UNAIR NEWS – Lanskap kolapsnya rumah sakit dan gugurnya rumah sakit selama lonjakan kedua pandemi COVID-19 di Indonesia, membuat banyak pihak yang menilai bahwa negeri ini gagal dalam menangani krisis kesehatan ini. Penilaian tersebut tentu juga dimiliki oleh Pakar HAM UNAIR Dr. Herlambang P. Wiratraman. Dalam seri diskusi isu REACT Legal Bootcamp 2021, ia memberikan materi interdisipliner yang mengaitkan pandemi, penanganan korupsi, dan hak asasi manusia.

Akar problematika dari penanganan pagebluk di Indonesia menurut Herlambang terletak pada orientasi kebijakan acapkali tidak berdasar pada sains, melainkan pada ekonomi yang mengabdi pada kepentingan oligarki. Peneliti LP3ES itu menambahkan bahwa kesalahkaprahan tersebut mengakibatkan pada sikap pemerintah yang denial dan meremehkan bahaya virus ini pada awal 2020, serta tidak bekerjanya hukum di berbagai dimensi selama pandemi merebak.

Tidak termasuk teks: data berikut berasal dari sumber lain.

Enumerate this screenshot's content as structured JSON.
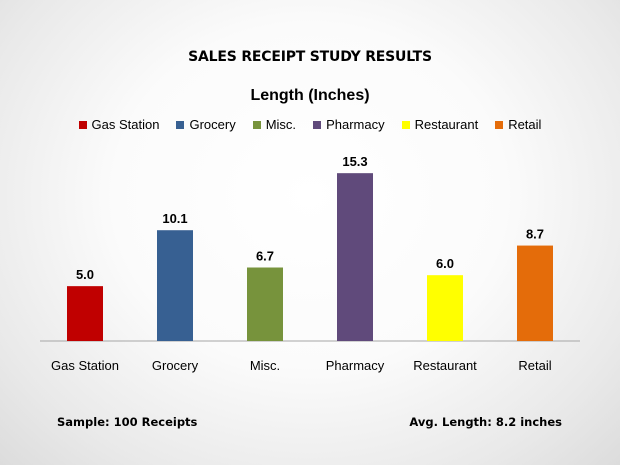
{
  "title": "SALES RECEIPT STUDY RESULTS",
  "footer": {
    "sample": "Sample: 100 Receipts",
    "avg": "Avg. Length: 8.2 inches"
  },
  "chart_data": {
    "type": "bar",
    "title": "Length (Inches)",
    "categories": [
      "Gas Station",
      "Grocery",
      "Misc.",
      "Pharmacy",
      "Restaurant",
      "Retail"
    ],
    "values": [
      5.0,
      10.1,
      6.7,
      15.3,
      6.0,
      8.7
    ],
    "value_labels": [
      "5.0",
      "10.1",
      "6.7",
      "15.3",
      "6.0",
      "8.7"
    ],
    "colors": [
      "#c00000",
      "#376092",
      "#77933c",
      "#604a7b",
      "#ffff00",
      "#e46c0a"
    ],
    "ylim": [
      0,
      16.5
    ],
    "grid": false,
    "legend": "top"
  }
}
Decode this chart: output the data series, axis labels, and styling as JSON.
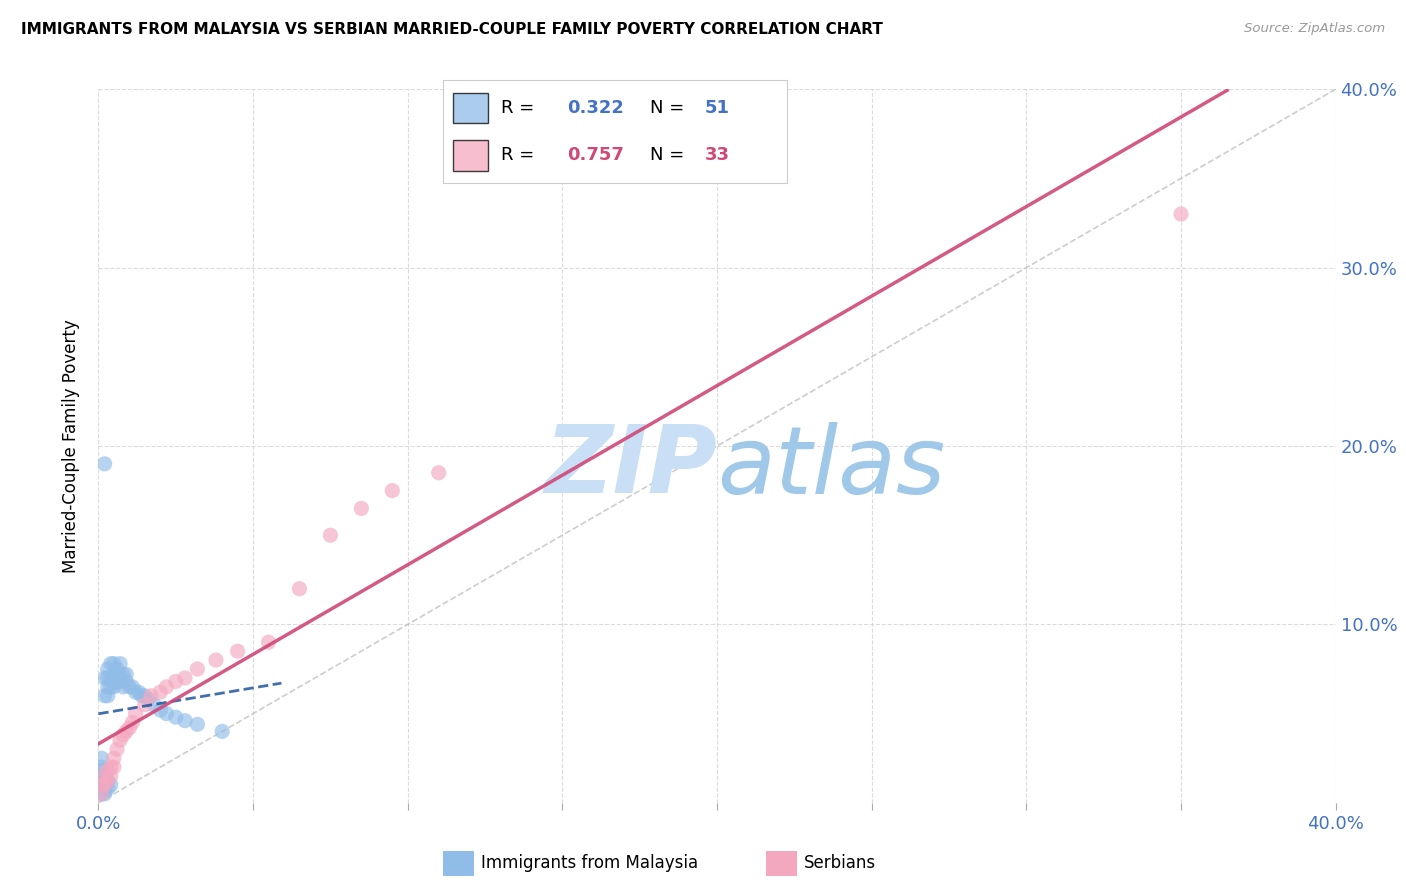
{
  "title": "IMMIGRANTS FROM MALAYSIA VS SERBIAN MARRIED-COUPLE FAMILY POVERTY CORRELATION CHART",
  "source": "Source: ZipAtlas.com",
  "ylabel": "Married-Couple Family Poverty",
  "xlim": [
    0.0,
    0.4
  ],
  "ylim": [
    0.0,
    0.4
  ],
  "malaysia_R": 0.322,
  "malaysia_N": 51,
  "serbian_R": 0.757,
  "serbian_N": 33,
  "malaysia_color": "#90bce8",
  "serbian_color": "#f4a8c0",
  "malaysia_line_color": "#2255a0",
  "serbian_line_color": "#d04878",
  "diagonal_color": "#b8b8b8",
  "tick_color": "#4472c4",
  "legend_text_malaysia_color": "#4472c4",
  "legend_text_serbian_color": "#d04878",
  "watermark_zip_color": "#c8dff5",
  "watermark_atlas_color": "#a0c8e8",
  "malaysia_x": [
    0.001,
    0.001,
    0.001,
    0.001,
    0.001,
    0.001,
    0.001,
    0.002,
    0.002,
    0.002,
    0.002,
    0.002,
    0.002,
    0.003,
    0.003,
    0.003,
    0.003,
    0.003,
    0.003,
    0.004,
    0.004,
    0.004,
    0.004,
    0.005,
    0.005,
    0.005,
    0.005,
    0.006,
    0.006,
    0.007,
    0.007,
    0.007,
    0.008,
    0.008,
    0.009,
    0.009,
    0.01,
    0.011,
    0.012,
    0.013,
    0.014,
    0.015,
    0.016,
    0.018,
    0.02,
    0.022,
    0.025,
    0.028,
    0.032,
    0.04,
    0.002
  ],
  "malaysia_y": [
    0.005,
    0.01,
    0.012,
    0.015,
    0.018,
    0.02,
    0.025,
    0.005,
    0.008,
    0.012,
    0.015,
    0.06,
    0.07,
    0.008,
    0.012,
    0.06,
    0.065,
    0.07,
    0.075,
    0.01,
    0.065,
    0.07,
    0.078,
    0.065,
    0.068,
    0.072,
    0.078,
    0.068,
    0.075,
    0.068,
    0.072,
    0.078,
    0.065,
    0.072,
    0.068,
    0.072,
    0.065,
    0.065,
    0.062,
    0.062,
    0.06,
    0.06,
    0.058,
    0.055,
    0.052,
    0.05,
    0.048,
    0.046,
    0.044,
    0.04,
    0.19
  ],
  "serbian_x": [
    0.001,
    0.001,
    0.002,
    0.002,
    0.003,
    0.003,
    0.004,
    0.004,
    0.005,
    0.005,
    0.006,
    0.007,
    0.008,
    0.009,
    0.01,
    0.011,
    0.012,
    0.015,
    0.017,
    0.02,
    0.022,
    0.025,
    0.028,
    0.032,
    0.038,
    0.045,
    0.055,
    0.065,
    0.075,
    0.085,
    0.095,
    0.11,
    0.35
  ],
  "serbian_y": [
    0.005,
    0.01,
    0.01,
    0.015,
    0.012,
    0.018,
    0.015,
    0.02,
    0.02,
    0.025,
    0.03,
    0.035,
    0.038,
    0.04,
    0.042,
    0.045,
    0.05,
    0.055,
    0.06,
    0.062,
    0.065,
    0.068,
    0.07,
    0.075,
    0.08,
    0.085,
    0.09,
    0.12,
    0.15,
    0.165,
    0.175,
    0.185,
    0.33
  ]
}
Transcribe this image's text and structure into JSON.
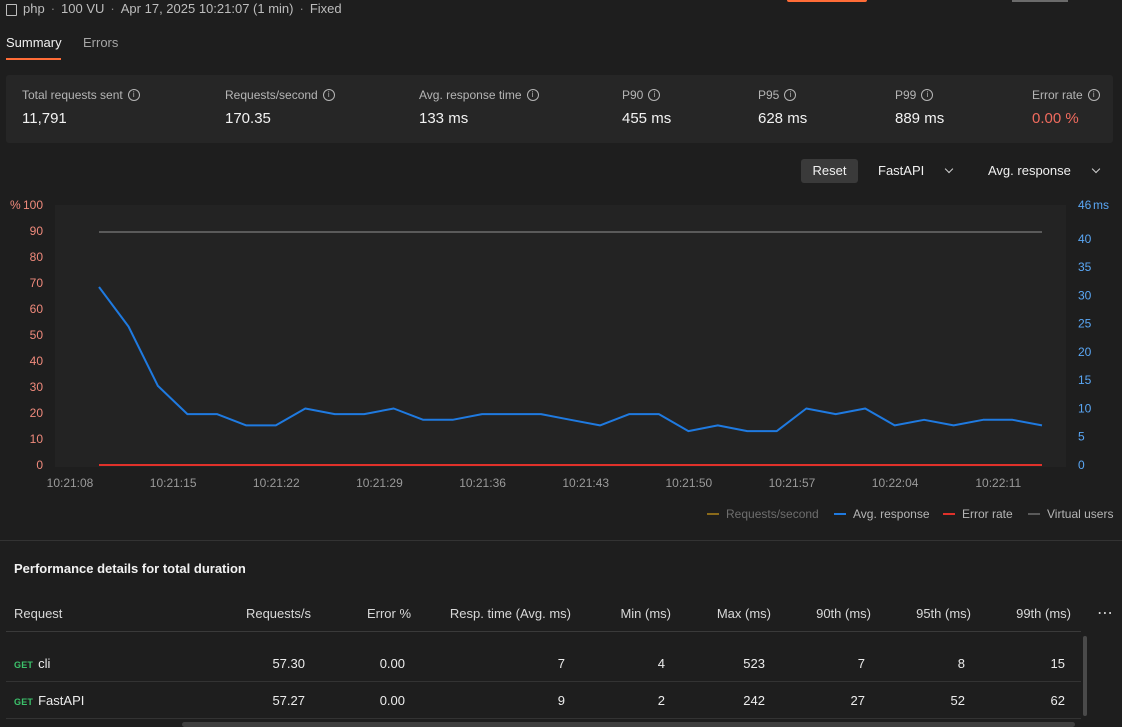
{
  "header": {
    "project": "php",
    "vus": "100 VU",
    "run_time": "Apr 17, 2025 10:21:07 (1 min)",
    "load_profile": "Fixed"
  },
  "tabs": [
    {
      "label": "Summary",
      "active": true
    },
    {
      "label": "Errors",
      "active": false
    }
  ],
  "stats": [
    {
      "label": "Total requests sent",
      "value": "11,791"
    },
    {
      "label": "Requests/second",
      "value": "170.35"
    },
    {
      "label": "Avg. response time",
      "value": "133 ms"
    },
    {
      "label": "P90",
      "value": "455 ms"
    },
    {
      "label": "P95",
      "value": "628 ms"
    },
    {
      "label": "P99",
      "value": "889 ms"
    },
    {
      "label": "Error rate",
      "value": "0.00 %"
    }
  ],
  "controls": {
    "reset_label": "Reset",
    "request_filter": "FastAPI",
    "metric_select": "Avg. response"
  },
  "chart_data": {
    "type": "line",
    "left_axis": {
      "label": "%",
      "ticks": [
        "0",
        "10",
        "20",
        "30",
        "40",
        "50",
        "60",
        "70",
        "80",
        "90",
        "100"
      ],
      "range": [
        0,
        100
      ]
    },
    "right_axis": {
      "label": "ms",
      "ticks": [
        "0",
        "5",
        "10",
        "15",
        "20",
        "25",
        "30",
        "35",
        "40",
        "46"
      ],
      "range": [
        0,
        46
      ]
    },
    "x_ticks": [
      "10:21:08",
      "10:21:15",
      "10:21:22",
      "10:21:29",
      "10:21:36",
      "10:21:43",
      "10:21:50",
      "10:21:57",
      "10:22:04",
      "10:22:11"
    ],
    "x_start_seconds": 0,
    "x_tick_step_seconds": 7,
    "grid": false,
    "legend_placement": "bottom-right",
    "series": [
      {
        "name": "Requests/second",
        "color": "#8a6a1a",
        "hidden": true,
        "values": []
      },
      {
        "name": "Avg. response",
        "color": "#1f7ae0",
        "axis": "right",
        "x": [
          0,
          2,
          4,
          6,
          8,
          10,
          12,
          14,
          16,
          18,
          20,
          22,
          24,
          26,
          28,
          30,
          32,
          34,
          36,
          38,
          40,
          42,
          44,
          46,
          48,
          50,
          52,
          54,
          56,
          58,
          60,
          62,
          64
        ],
        "values": [
          31.5,
          24.5,
          14,
          9,
          9,
          7,
          7,
          10,
          9,
          9,
          10,
          8,
          8,
          9,
          9,
          9,
          8,
          7,
          9,
          9,
          6,
          7,
          6,
          6,
          10,
          9,
          10,
          7,
          8,
          7,
          8,
          8,
          7
        ]
      },
      {
        "name": "Error rate",
        "color": "#e0312a",
        "axis": "left",
        "x": [
          0,
          64
        ],
        "values": [
          0,
          0
        ]
      },
      {
        "name": "Virtual users",
        "color": "#5a5a5a",
        "axis": "left",
        "x": [
          0,
          64
        ],
        "values": [
          89.6,
          89.6
        ]
      }
    ]
  },
  "details": {
    "title": "Performance details for total duration",
    "columns": [
      "Request",
      "Requests/s",
      "Error %",
      "Resp. time (Avg. ms)",
      "Min (ms)",
      "Max (ms)",
      "90th (ms)",
      "95th (ms)",
      "99th (ms)"
    ],
    "rows": [
      {
        "method": "GET",
        "name": "cli",
        "rps": "57.30",
        "err": "0.00",
        "avg": "7",
        "min": "4",
        "max": "523",
        "p90": "7",
        "p95": "8",
        "p99": "15"
      },
      {
        "method": "GET",
        "name": "FastAPI",
        "rps": "57.27",
        "err": "0.00",
        "avg": "9",
        "min": "2",
        "max": "242",
        "p90": "27",
        "p95": "52",
        "p99": "62"
      }
    ]
  }
}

“Hukum kedaruratan kita dalam merespon pandemi itu dibawah standar HAM, baik secara substansi dan prosedural, dan cacat secara teoritik. Pemerintah mengabaikan UU Kekarantinaan Kesehatan yang mengatur terkait pembatasan sosial, dan malah mendasarkan pada Instruksi Mendagri yakni PPKM. Ini menyalahi teori perundang-undangan karena kita berbicara soal pembatasan hak, karena hal itu hanya dapat dilakukan oleh UU atau Perda. Hukum tidak bekerja sebagaimana mestinya,” ujar mantan Ketua HRLS itu.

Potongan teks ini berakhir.